Figure 2.

(A) Structure-based sequence alignment. The structural features are annotated with JOY software ⁵³ (solvent inaccessible, uppercase; solvent accessible, lowercase; positive φ, italic; hydrogen bond to main-chain amide, bold; hydrogen bond to main-chain carbonyl, underlined; α-helix, red; β-strand, blue; 3₁₀-helix, maroon; unknown, x). Residues involved in RNA or protein binding are highlighted (binding both RNA and adjacent subunit, red; RNA binding, yellow; adjacent subunit binding, gray; adjacent hexamer binding, green) according to PDBsum server (PDB code 3by7) or annotations from CDD database ⁵ (PDB codes: 1loj, 1h64, 1d3b, 1kq1, and 1y96).

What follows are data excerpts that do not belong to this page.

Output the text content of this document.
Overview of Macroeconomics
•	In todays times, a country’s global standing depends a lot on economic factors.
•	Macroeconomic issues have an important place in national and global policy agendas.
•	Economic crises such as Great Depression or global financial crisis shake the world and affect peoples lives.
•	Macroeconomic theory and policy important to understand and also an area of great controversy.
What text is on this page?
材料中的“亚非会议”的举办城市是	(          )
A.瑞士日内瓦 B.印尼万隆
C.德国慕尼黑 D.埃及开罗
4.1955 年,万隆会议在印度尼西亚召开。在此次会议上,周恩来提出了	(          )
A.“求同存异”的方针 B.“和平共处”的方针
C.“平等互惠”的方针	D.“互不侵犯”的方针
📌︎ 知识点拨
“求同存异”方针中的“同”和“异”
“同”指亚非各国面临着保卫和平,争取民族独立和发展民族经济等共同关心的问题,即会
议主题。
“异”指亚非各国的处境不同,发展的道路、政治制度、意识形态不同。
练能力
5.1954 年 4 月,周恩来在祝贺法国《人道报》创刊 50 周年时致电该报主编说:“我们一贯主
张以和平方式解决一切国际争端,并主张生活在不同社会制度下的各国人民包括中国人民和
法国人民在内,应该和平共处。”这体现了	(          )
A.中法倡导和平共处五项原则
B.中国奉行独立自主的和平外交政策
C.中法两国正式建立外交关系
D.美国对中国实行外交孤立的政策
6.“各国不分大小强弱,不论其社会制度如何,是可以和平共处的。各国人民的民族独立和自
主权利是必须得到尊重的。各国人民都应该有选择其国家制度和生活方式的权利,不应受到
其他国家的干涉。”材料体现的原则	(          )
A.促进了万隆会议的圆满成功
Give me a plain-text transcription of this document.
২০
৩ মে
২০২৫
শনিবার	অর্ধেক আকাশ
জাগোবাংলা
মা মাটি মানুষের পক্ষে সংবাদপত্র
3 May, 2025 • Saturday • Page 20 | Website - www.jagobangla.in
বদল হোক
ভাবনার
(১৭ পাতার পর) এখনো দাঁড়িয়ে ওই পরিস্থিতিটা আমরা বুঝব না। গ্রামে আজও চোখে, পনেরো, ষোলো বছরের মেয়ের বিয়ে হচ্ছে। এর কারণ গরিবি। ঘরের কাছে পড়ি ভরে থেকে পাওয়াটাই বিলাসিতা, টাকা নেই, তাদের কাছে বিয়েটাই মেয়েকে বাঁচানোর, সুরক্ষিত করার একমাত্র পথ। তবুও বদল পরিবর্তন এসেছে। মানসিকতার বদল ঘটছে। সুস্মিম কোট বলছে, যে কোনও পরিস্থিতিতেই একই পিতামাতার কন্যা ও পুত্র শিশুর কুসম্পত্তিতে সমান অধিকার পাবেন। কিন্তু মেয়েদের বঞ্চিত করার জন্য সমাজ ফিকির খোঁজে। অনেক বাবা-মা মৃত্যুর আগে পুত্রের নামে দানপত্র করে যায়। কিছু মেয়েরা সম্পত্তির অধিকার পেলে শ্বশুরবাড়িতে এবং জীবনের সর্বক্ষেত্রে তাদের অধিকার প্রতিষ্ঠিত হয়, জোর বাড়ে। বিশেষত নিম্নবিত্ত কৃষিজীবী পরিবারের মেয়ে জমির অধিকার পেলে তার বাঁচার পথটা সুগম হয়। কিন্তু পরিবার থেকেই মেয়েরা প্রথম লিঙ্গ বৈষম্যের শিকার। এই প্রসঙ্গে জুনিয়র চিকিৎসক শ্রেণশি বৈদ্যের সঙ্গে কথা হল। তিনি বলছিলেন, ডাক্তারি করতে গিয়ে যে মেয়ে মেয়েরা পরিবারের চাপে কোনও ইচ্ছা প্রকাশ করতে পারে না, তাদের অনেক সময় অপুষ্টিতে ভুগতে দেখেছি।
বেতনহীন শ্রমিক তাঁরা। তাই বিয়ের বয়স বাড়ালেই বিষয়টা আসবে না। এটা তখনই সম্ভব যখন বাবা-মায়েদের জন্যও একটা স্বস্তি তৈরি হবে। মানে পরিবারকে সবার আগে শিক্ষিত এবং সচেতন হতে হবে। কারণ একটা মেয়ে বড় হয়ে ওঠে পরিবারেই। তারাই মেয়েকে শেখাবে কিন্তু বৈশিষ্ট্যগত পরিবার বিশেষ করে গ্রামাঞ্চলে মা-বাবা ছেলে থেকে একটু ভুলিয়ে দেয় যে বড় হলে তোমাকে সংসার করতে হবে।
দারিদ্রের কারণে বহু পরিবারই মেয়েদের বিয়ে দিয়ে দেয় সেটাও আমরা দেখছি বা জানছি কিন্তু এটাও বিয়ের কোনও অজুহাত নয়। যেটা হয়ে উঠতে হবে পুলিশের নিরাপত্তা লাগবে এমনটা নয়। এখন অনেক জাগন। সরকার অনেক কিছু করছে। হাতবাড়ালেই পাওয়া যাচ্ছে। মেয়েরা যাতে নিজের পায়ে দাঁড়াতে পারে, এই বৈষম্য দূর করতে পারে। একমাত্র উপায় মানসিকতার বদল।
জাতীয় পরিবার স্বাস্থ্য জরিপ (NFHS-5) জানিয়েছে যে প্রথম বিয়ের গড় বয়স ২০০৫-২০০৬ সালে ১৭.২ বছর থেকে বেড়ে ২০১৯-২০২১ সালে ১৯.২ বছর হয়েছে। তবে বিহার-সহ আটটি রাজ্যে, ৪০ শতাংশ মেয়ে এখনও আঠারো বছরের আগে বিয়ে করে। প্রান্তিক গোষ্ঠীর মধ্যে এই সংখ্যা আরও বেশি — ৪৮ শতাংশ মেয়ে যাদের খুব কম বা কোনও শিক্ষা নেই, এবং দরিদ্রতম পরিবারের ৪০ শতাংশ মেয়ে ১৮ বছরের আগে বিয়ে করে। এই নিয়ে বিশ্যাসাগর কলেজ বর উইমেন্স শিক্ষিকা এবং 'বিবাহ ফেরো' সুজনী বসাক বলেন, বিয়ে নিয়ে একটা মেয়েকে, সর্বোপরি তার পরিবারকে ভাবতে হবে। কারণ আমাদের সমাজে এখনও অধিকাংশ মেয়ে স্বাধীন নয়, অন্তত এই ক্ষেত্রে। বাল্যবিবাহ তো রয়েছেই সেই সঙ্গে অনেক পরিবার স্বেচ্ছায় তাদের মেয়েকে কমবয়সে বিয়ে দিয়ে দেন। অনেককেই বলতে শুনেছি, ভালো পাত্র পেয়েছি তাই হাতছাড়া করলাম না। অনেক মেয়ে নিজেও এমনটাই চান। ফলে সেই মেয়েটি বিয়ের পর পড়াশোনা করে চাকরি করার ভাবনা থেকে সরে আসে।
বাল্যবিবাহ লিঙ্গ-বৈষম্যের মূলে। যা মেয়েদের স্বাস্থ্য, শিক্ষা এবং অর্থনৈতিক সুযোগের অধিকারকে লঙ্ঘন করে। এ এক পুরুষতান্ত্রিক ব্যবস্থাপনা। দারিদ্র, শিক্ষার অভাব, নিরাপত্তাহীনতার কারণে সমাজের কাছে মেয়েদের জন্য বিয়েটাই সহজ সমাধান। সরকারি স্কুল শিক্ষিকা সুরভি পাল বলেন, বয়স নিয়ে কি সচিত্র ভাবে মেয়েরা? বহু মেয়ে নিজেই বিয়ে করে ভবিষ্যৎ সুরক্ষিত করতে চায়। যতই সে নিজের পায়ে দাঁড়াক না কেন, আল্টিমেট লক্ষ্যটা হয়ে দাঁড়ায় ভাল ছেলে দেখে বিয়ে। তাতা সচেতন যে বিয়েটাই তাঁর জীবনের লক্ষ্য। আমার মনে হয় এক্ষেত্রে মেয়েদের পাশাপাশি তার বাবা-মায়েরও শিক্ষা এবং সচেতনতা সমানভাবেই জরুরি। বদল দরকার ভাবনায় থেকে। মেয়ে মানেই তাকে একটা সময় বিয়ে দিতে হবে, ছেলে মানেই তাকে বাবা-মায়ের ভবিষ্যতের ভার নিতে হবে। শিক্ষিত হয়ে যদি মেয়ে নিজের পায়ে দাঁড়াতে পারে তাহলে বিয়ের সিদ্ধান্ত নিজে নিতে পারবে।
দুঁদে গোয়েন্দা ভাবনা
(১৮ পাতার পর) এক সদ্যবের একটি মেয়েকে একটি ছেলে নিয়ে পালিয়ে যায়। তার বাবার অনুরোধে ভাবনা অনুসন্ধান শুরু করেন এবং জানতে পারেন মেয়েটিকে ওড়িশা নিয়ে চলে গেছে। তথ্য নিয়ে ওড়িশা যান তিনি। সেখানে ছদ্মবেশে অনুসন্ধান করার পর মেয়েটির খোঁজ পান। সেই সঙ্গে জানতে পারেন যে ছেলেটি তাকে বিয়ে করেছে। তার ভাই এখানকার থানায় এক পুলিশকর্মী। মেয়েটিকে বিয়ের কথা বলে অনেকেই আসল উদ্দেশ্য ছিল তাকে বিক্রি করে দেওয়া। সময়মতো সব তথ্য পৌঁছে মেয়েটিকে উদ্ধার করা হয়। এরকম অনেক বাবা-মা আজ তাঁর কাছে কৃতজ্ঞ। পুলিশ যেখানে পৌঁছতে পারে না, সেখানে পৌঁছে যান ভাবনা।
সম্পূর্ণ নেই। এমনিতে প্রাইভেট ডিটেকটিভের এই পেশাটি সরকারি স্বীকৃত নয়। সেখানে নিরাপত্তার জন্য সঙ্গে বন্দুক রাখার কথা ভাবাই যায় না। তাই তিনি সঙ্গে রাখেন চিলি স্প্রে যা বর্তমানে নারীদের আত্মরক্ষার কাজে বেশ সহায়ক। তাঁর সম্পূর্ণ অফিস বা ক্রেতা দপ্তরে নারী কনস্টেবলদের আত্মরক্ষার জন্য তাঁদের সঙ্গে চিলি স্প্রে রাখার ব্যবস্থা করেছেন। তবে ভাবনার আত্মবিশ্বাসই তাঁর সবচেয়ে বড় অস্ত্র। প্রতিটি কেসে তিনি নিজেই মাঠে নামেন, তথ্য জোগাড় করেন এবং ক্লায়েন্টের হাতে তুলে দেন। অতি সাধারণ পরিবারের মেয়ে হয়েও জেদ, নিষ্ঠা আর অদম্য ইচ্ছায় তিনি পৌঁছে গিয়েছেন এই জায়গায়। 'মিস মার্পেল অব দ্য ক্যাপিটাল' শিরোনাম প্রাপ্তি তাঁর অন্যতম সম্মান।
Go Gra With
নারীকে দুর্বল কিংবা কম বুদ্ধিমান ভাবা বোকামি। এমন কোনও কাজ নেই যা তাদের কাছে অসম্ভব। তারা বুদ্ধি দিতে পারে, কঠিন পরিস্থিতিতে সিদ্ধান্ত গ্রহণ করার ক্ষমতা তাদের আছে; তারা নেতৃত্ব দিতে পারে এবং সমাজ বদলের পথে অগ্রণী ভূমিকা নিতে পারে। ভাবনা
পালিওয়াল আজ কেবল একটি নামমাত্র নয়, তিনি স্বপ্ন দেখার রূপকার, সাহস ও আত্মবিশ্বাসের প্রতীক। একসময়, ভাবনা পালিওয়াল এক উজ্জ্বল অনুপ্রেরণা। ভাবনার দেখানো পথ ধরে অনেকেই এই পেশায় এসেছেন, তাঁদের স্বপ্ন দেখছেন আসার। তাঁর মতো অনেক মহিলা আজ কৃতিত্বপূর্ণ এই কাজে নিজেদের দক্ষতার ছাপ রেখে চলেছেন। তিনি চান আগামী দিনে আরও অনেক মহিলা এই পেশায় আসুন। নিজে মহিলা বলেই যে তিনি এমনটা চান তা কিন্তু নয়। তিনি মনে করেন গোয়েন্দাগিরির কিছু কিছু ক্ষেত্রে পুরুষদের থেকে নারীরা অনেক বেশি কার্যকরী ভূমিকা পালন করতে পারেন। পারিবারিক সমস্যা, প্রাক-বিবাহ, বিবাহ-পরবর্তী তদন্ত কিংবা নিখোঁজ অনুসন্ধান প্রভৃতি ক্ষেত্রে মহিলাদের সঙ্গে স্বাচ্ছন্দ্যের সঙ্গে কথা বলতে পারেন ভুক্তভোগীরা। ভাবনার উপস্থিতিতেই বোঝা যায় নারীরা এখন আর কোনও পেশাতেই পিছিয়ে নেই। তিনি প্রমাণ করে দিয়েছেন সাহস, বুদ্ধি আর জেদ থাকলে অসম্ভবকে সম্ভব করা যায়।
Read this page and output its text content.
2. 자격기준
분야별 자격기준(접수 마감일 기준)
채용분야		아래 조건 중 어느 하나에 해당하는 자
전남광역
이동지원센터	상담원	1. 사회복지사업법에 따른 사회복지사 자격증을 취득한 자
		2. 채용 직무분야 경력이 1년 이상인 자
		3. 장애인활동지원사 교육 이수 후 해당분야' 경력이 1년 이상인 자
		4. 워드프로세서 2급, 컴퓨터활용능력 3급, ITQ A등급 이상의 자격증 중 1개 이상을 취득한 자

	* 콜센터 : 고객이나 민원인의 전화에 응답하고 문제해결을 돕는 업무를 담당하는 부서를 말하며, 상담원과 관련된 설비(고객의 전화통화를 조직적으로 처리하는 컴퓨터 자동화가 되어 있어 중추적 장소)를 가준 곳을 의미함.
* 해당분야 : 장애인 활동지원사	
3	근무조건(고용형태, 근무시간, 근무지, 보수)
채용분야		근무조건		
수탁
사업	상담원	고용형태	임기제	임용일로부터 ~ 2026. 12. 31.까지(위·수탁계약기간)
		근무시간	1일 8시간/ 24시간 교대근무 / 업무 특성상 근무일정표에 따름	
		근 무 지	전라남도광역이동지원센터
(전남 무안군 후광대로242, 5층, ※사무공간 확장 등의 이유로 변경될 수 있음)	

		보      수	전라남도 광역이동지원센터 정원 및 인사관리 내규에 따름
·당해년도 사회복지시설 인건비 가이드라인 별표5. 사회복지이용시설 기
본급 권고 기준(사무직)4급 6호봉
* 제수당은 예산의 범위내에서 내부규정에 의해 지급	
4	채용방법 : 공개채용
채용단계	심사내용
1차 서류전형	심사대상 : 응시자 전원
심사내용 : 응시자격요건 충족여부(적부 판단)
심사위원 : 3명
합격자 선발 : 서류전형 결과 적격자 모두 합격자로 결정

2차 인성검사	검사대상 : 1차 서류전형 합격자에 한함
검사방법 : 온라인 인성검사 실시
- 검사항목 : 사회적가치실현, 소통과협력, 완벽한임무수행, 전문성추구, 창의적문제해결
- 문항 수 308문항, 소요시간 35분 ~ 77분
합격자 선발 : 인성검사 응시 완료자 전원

The background color of the asterisk preceding the PDB code corresponds to the color of the cartoon representation in Fig. 2B. The Sm1 and Sm2 motifs correspond to previously characterized structures, but not PDB code 3by7. (B) Structure superposition of ECX21941 (PDB code 3by7A, red) and structurally diverse representatives of proteins with Sm-like fold: archaeal protein SmAP1 from M. thermoautotrophicum (the most structurally similar protein; PDB code 1loj, gray), archaeal Sm1 from P. abyssi (PDB code 1h64A, green), human small nuclear ribonucleoprotein (snRNP)-associated protein B (SmB, PDB code 1d3bB, cyan), bacterial translational regulator Hfq from S. aureus (PDB code 1kq1A, navy blue), and gemin6 from the human SMN complex (PDB code 1y96A, yellow). Residues conserved among ECX21941 homologs (Lys5, Arg8, Leu9, Thr11, Glu13, Asp14, Ile16, Glu21, Pro51, Pro74, and Tyr82; PDB code 3by7) are shown by a stick representation.